An investor has to also appropriately weigh the opportunity costs and make high quality ongoing assessments of future business prospects. Sometimes prospects change; other times they're misjudged out of the gate.
In other words, this approach to investing works for a sound business that's bought well.
It doesn't work for a broken business.
It doesn't work when a big premium to intrinsic value was paid in the first place.
Stubbornly holding onto shares of an unsound business is a great way to wreck investment results.
The same is true for the investor who stubbornly holds onto shares after it becomes clear that a dumb price was paid (usually in a desperate attempt to get their money back out).
These are mistakes that must be avoided.
Long position in AAPL and BRKb established at much lower than recent prices.
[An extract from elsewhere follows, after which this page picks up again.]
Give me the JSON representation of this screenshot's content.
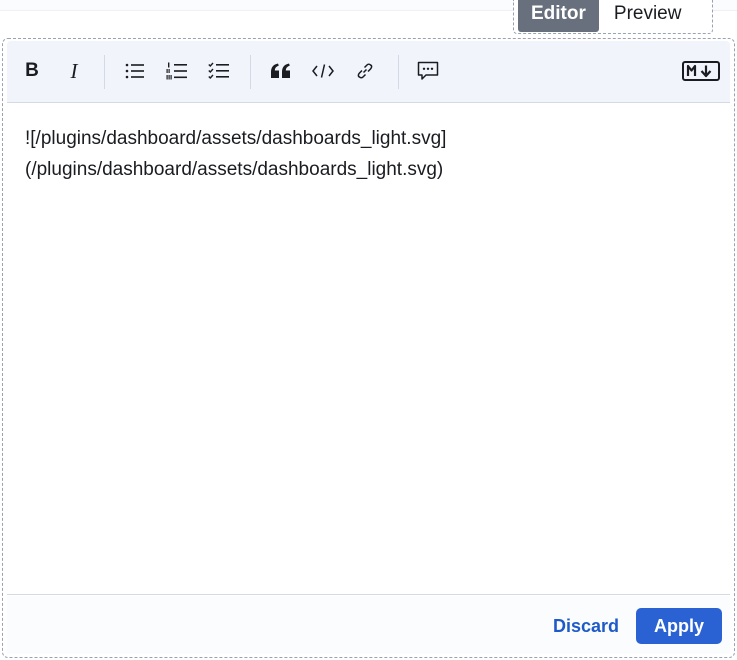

No intent to buy or sell shares near current prices.
* Risk and reward need not always positively correlated even if modern finance theory, not to mention cultural norms, seem to more than suggest otherwise.
** The potential impact on risk and reward over time from this is not insignificant but also may not be completely obvious. For me, creating and working with simple, but meaningful, spreadsheets is one useful way to develop this into something that's more intuitive. The compounded effect over, lets say, 20 years or so isn't small at all. That can be easier to see with a thoughtful, but not unnecessarily complex, spreadsheet.
*** Especially a stock that ends up selling quite a bit below where it was bought -- and for a long period of time. Even if an unpleasant experience for some (I mean, nobody really likes seeing even paper losses no matter how rational this may be) and maybe just a bit counterintuitive, this approach still works out over the long haul if the company produces lots of cash flow, capital gets allocated well over time, and the price paid made sense. This way of thinking will no doubt be of little interest to those primarily in the business of trading price action.